The Time brand tends to be the slowest in regard to growth at this point, because it does go head-to-head with Dream and most developers would rather talk to us about a Dream opportunity.

The Dream has some unique requirements with high-volume food and beverage opportunities at multiple venues and high-energy nightlife components, and it needs to be in the right city, so not every piece of real estate is appropriate for a Dream. Even so, Dream is our most famous brand and is usually the first brand our partners want to work with.

Unscripted is the newest of the brands. There is good interest there and there is probably more in the pipeline there than at any of the other brands. It’s just starting and there is only one Unscripted currently open, so it will take some time to get that brand kickstarted. We do have one property under development in Birmingham, England at the moment and we just signed a deal for a large Unscripted in Belgium, right on the border with France. We’re also working on opportunities in Austin, Belize, and Tulum, so we do have a number of deals signed and a few more we’re working on in Asia as well. We hope to announce those soon, including Vietnam.

Dream Hollywood pool

Dream Hollywood pool

As you grow the Chatwal and Unscripted brands, will there be certain common characteristics that guests will expect at each property, or will the hotels be customized for each local market?

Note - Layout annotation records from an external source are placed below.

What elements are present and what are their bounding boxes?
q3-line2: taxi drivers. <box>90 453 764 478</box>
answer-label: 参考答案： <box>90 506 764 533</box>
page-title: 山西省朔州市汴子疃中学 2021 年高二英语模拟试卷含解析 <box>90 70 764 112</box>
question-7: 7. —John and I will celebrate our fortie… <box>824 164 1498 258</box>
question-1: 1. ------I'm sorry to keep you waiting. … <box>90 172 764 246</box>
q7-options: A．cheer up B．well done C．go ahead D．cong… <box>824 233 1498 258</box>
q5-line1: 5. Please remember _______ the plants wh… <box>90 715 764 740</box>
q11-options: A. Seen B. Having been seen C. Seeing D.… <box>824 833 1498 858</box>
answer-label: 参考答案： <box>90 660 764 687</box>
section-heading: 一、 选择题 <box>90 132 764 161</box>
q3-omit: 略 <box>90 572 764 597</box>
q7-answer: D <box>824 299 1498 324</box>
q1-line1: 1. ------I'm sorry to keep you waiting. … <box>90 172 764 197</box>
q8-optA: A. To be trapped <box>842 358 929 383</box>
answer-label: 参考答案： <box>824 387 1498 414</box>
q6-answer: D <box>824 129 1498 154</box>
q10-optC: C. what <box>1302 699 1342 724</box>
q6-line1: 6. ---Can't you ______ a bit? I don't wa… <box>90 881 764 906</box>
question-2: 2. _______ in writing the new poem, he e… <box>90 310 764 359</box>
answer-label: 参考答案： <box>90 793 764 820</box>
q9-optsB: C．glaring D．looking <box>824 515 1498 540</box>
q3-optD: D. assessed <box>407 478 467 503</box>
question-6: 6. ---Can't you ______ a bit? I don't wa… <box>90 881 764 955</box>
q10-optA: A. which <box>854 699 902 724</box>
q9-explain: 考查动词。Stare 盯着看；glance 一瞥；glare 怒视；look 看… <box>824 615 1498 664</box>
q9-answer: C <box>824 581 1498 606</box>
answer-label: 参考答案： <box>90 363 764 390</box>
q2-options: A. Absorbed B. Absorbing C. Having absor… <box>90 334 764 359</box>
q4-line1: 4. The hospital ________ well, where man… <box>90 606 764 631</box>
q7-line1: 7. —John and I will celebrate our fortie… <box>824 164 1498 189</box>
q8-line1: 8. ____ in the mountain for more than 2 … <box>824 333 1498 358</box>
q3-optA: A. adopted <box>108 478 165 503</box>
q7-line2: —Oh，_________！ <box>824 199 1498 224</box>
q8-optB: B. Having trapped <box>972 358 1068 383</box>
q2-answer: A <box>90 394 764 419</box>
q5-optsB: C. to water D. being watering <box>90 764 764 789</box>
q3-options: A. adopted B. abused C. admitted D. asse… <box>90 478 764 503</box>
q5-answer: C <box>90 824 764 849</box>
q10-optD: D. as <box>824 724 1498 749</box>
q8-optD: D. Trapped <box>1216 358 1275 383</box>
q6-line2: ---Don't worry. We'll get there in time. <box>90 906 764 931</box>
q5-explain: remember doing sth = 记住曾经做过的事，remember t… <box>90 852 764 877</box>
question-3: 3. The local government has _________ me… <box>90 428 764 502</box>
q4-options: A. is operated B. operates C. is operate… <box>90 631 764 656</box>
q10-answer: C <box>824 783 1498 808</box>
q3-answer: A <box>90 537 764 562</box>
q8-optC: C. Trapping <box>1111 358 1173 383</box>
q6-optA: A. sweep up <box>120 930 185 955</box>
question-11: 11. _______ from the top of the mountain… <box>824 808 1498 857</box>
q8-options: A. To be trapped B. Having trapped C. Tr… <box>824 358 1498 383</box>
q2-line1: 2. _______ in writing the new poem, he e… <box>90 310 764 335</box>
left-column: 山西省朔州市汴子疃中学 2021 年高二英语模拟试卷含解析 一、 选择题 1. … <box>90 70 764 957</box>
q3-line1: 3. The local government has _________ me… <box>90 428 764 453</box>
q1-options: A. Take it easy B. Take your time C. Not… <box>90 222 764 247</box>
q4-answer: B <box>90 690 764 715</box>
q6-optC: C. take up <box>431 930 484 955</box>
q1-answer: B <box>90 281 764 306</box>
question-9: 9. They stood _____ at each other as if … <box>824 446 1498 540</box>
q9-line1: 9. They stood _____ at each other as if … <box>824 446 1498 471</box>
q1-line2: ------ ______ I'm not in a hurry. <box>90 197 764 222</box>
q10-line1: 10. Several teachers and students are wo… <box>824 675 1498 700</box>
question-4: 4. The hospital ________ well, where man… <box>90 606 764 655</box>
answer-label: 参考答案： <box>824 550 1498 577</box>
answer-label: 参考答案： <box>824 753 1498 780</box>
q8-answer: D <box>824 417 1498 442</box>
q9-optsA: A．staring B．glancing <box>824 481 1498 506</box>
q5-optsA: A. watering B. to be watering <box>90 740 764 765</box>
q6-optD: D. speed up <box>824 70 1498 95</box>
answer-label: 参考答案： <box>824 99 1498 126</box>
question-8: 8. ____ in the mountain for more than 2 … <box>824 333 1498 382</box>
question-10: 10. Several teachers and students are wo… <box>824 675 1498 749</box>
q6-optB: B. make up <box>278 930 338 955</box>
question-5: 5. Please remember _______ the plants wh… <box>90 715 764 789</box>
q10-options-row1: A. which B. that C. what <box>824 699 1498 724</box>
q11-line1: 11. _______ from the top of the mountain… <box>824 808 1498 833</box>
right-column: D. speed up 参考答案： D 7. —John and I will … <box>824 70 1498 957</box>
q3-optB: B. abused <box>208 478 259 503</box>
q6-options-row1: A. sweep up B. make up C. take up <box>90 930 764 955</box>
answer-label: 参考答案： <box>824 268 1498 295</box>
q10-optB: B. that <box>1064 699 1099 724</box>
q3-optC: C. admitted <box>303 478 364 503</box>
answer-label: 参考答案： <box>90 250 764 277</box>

It’s a bit of both. One might recognize common elements upon walking in, but we’re more specific to the location. Even if it’s not designed specifically to the locale, there will be a uniqueness about the property. The designer will steer the property into a statement, be it a local statement or one shaped by the design in general. For instance, there may be a Moroccan themed hotel in Paris.

To be a true lifestyle luxury property, we’re not looking to do the traditional, sedate, low-energy version of luxury. We’re bringing more of our lifestyle and energy into that luxury to satisfy the modern-day luxury traveler and to bring a high ADR.

That feeling will be the common element one will see as opposed to a cookie cutter luxury product. That goes for all four of our brands.

One could never walk in and know immediately that something was an Unscripted, because we come from a history of independent hotels – all of these brands were one-off independent properties and they weren’t dreamed up to be part of a larger brand when they started.

They come from the great tradition of boutique hotels. They all end up being great, truly appropriate for the areas they’re in and for the community to use – not just the travelers that come from outside.

What has been the key to the success you have had in the food and beverage space, whether it be for Dream, which is known for its food and beverage offerings, or with the relationship that The Chatwal New York has with Geoffrey Zakarian?

Everyone says they want to be authentic and local in its food and beverage offerings, and I’m glad they are because it’s where our industry should have been heading for a long time and we’re finally on track.

I don’t think everybody is able to do this successfully or that they put the commitment into doing it like we do. We are truly focused locally on our communities.

Most guests who stay with us primarily need a place to have breakfast and possibly enjoy a cocktail. More often than not, the guest is more than capable and happy to go out in the city and experience the great things it offers.

Our hotels offer exciting and vibrant dining and nightlife options that reflect the city it calls home. Our goal is to build properties that truly become a part of the community so that guests walk into the lobby and see a buzzing scene with locals enjoying themselves and, in turn, our guests want to be part of that fun.

Do you still see the general manager role as a hospitality role or has it become more of a financial/business function?

It’s a mix. We have other people on staff who are not General Managers and whose job is to worry about the financials, but to be a real hotel leader is more than just that. I need leaders who build great teams – otherwise we become a commodity and that is not what Dream Hotel Group is about.